Taimumari is a great side-scrolling, retro-style action platformer that uses a variety of magic, maneuvers and a sword as you collect things across a selection of five different levels. There’s an equal amount of fun and challenge. The game is no pushover, but even the rough patches are no reason for frustration.
Its a game that oozes that retro style with great chip tunes and sound effects from that Nintendo era. The graphics fit for the most part, but they can be an bit immersion breaking with some of the ugly looking giant dragon heads and the giant boss pictures that kick off each level. The backgrounds and terrain look a lot better and have more detail than the moving sprites in the game.

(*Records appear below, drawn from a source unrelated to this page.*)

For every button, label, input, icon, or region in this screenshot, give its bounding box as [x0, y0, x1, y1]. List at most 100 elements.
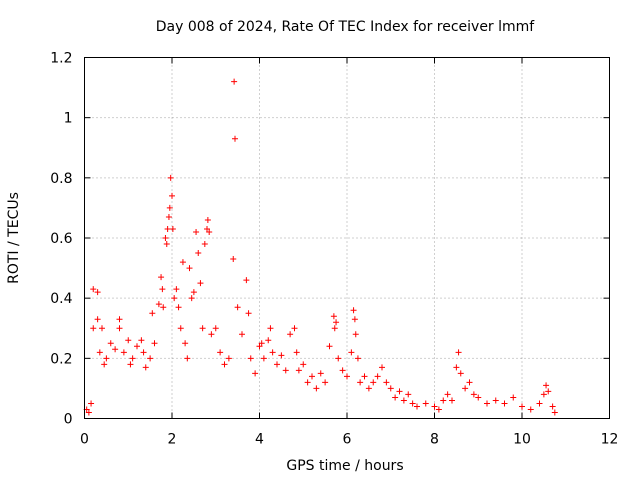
- data-point: [182, 340, 189, 347]
- data-point: [177, 325, 184, 332]
- data-point: [159, 286, 166, 293]
- data-point: [282, 367, 289, 374]
- data-point: [551, 409, 558, 416]
- data-point: [455, 349, 462, 356]
- x-tick-label: 10: [513, 432, 531, 448]
- x-tick-label: 4: [255, 432, 264, 448]
- data-point: [231, 78, 238, 85]
- data-point: [175, 304, 182, 311]
- x-tick-label: 12: [601, 432, 619, 448]
- data-point: [140, 349, 147, 356]
- data-point: [165, 213, 172, 220]
- data-point: [90, 325, 97, 332]
- data-point: [116, 316, 123, 323]
- data-point: [151, 340, 158, 347]
- data-point: [431, 403, 438, 410]
- data-point: [333, 319, 340, 326]
- data-point: [163, 241, 170, 248]
- data-point: [304, 379, 311, 386]
- data-point: [142, 364, 149, 371]
- y-tick-label: 1.2: [50, 51, 72, 67]
- y-tick-label: 1: [64, 111, 73, 127]
- data-point: [383, 379, 390, 386]
- data-point: [199, 325, 206, 332]
- data-point: [361, 373, 368, 380]
- chart-title: Day 008 of 2024, Rate Of TEC Index for r…: [156, 19, 536, 35]
- data-point: [195, 250, 202, 257]
- data-point: [440, 397, 447, 404]
- data-point: [374, 373, 381, 380]
- grid-lines: [84, 57, 610, 419]
- data-point: [221, 361, 228, 368]
- y-axis-label: ROTI / TECUs: [6, 192, 22, 284]
- data-point: [317, 370, 324, 377]
- data-point: [409, 400, 416, 407]
- data-point: [400, 397, 407, 404]
- data-point: [245, 310, 252, 317]
- data-point: [94, 289, 101, 296]
- data-point: [188, 295, 195, 302]
- data-point: [96, 349, 103, 356]
- data-point: [171, 295, 178, 302]
- data-point: [351, 316, 358, 323]
- data-point: [101, 361, 108, 368]
- tick-labels: 0 2 4 6 8 10 12 0 0.2 0.4 0.6 0.8 1 1.2: [50, 51, 618, 448]
- data-point: [232, 135, 238, 142]
- data-point: [466, 379, 473, 386]
- x-tick-label: 0: [80, 432, 89, 448]
- data-point: [414, 403, 420, 410]
- data-point: [169, 225, 176, 232]
- data-point: [309, 373, 315, 380]
- data-points: [83, 78, 558, 416]
- data-point: [326, 343, 333, 350]
- data-point: [99, 325, 105, 332]
- data-point: [335, 355, 342, 362]
- data-point: [354, 355, 361, 362]
- data-point: [387, 385, 394, 392]
- data-point: [243, 277, 250, 284]
- data-point: [357, 379, 364, 386]
- data-point: [127, 361, 134, 368]
- data-point: [330, 313, 337, 320]
- data-point: [470, 391, 477, 398]
- data-point: [134, 343, 140, 350]
- data-point: [274, 361, 280, 368]
- y-tick-label: 0.2: [50, 351, 72, 367]
- data-point: [107, 340, 114, 347]
- data-point: [164, 225, 171, 232]
- data-point: [217, 349, 224, 356]
- data-point: [453, 364, 460, 371]
- data-point: [519, 403, 525, 410]
- data-point: [247, 355, 254, 362]
- data-point: [201, 241, 208, 248]
- data-point: [90, 286, 97, 293]
- data-point: [422, 400, 429, 407]
- data-point: [265, 337, 272, 344]
- axis-ticks: [84, 57, 610, 419]
- data-point: [173, 286, 180, 293]
- data-point: [149, 310, 156, 317]
- data-point: [169, 192, 175, 199]
- y-tick-label: 0.4: [50, 291, 72, 307]
- data-point: [462, 385, 469, 392]
- data-point: [88, 400, 95, 407]
- y-tick-label: 0.8: [50, 171, 72, 187]
- data-point: [179, 259, 186, 266]
- data-point: [379, 364, 385, 371]
- data-point: [549, 403, 556, 410]
- data-point: [475, 394, 482, 401]
- data-point: [449, 397, 455, 404]
- x-axis-label: GPS time / hours: [286, 458, 403, 474]
- data-point: [352, 331, 359, 338]
- data-point: [252, 370, 259, 377]
- data-point: [112, 346, 119, 353]
- data-point: [197, 280, 204, 287]
- data-point: [536, 400, 543, 407]
- data-point: [234, 304, 241, 311]
- data-point: [295, 367, 302, 374]
- data-point: [158, 274, 165, 281]
- data-point: [206, 228, 213, 235]
- data-point: [193, 228, 200, 235]
- x-tick-label: 6: [343, 432, 352, 448]
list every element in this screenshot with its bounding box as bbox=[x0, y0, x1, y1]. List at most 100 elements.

Right off the bat, this is a game about great controls and an abundance of them. You have a double jump, a dash that rockets you forward whether you’re in the air or on the ground, short range sword, wall clinging, long range spells that use mana and you can even charge your spells. The only downside is sometimes its tough to get away from a wall. You can drop, but trying to leap off to a different area is tough. Its best to play it safe and stay on the wall.
The story is simple, but I’m never one to read a story. The town is in danger, now you must go through four levels to defeat their boss before unlocking the fifth level to stop the true evil at the end. Its a formula that has been done before, but that’s no reason to turn away.
Each of the five or so levels has a different theme and spell to find. A haunted castle, an aerial castle, a post apocalyptic wasteland, a frozen cavern, and so on. The levels keep track of your best times and how many items from that level you’ve collected so there’s a reason to go back and speed run.
These levels are a healthy length and do offer a variety of different platforming action to make each stage feel more unique. One stage has a shooter section and after that you keep the wings to let you jump as many times as you want in the air. Another stage halts the action in two different rooms for you to dodge an array of arrows and another to avoid smashers. The ice cavern lets you ride ropes down to the bottom. It shows that effort was put into the game to make it more than just another platformer.
The brief tutorial level that spoon feeds you with text as you run through the level such as how to jump over a pit. Then the game opens into a town where you can purchase upgrades and head off to the next level. its a hub world and with every game over, you respawn here with everything but your score in tact. Its a forgiving game. Every item, star, ability and spell you’ve collected stays with you.
Continues are infinite and each one grants you three lives, but you can purchase more for forty stars. You can also find or earn lives as you play. Each enemy drops one or two stars and you’ll need at least one hundred for any upgrade.
The merchant in town will sell you upgrades for your attack strength, health increase, spell strength and mana recharge rate. There is one passive ability to purchase that will let you attract items toward you like extra lives, hearts and stars. While none of these is a game changer, its more of a reward for your hard work.
Because you have attack strength and spell strength, that means the enemies take a while to defeat. You need to put a little effort into slashing a slime a half a dozen times. By effort I mean the sword will slash as fast as you can mash that button.
As for the spells, there are four of them. A simple shot that can charge into a bright blue beam. A triple shot spark that can charge into a shield of eight shots which then throw out in different directions. A bomb that charges into four bombs. Its a skill that feels lackluster. The last spell is the ice spell, which does… lava? No it is just a simple ice spell. The charged variant of it throws out three blades of ice forward and one behind you.
There is only a small variety of enemies. Knights will charge forward. Slimes just hang out and jump every so often. Ghosts fly in. Birds dive toward you. Flowers spit projectiles in three directions. Oh and spikes they are instant death traps, but this game goes easy on the amount of spikes, but it uses them well.
Then the bosses tend to be the ones with diversity. Each boss has a few different simple patterns and can throw a lot of projectiles. A lot of them will force you to jump to hit them and scurry away to avoid projectiles. They are a good challenge after a long level when you’ve run out of lives and health.
Taimumari makes you earn some of the collectible items and even hearts that give you full health. The items are found near pits or hard-to-reach places like just over a cliff. While its nothing too difficult, it makes you challenge yourself to get them. Once you have them, you never have to get them again so you can even cheat by just dropping into a pit after collecting the item. People looking for a challenge will avoid the pit.
I did find some minor issues, such as projectiles shooting backward. When new areas of a level would load, the screen would shift around. Its nothing that broke the game and they did seem quite consistent.
For the price, this is a great game even if the game can be considered short with five deep and diverse levels. Its still well worth the price for any issues that I have with the game.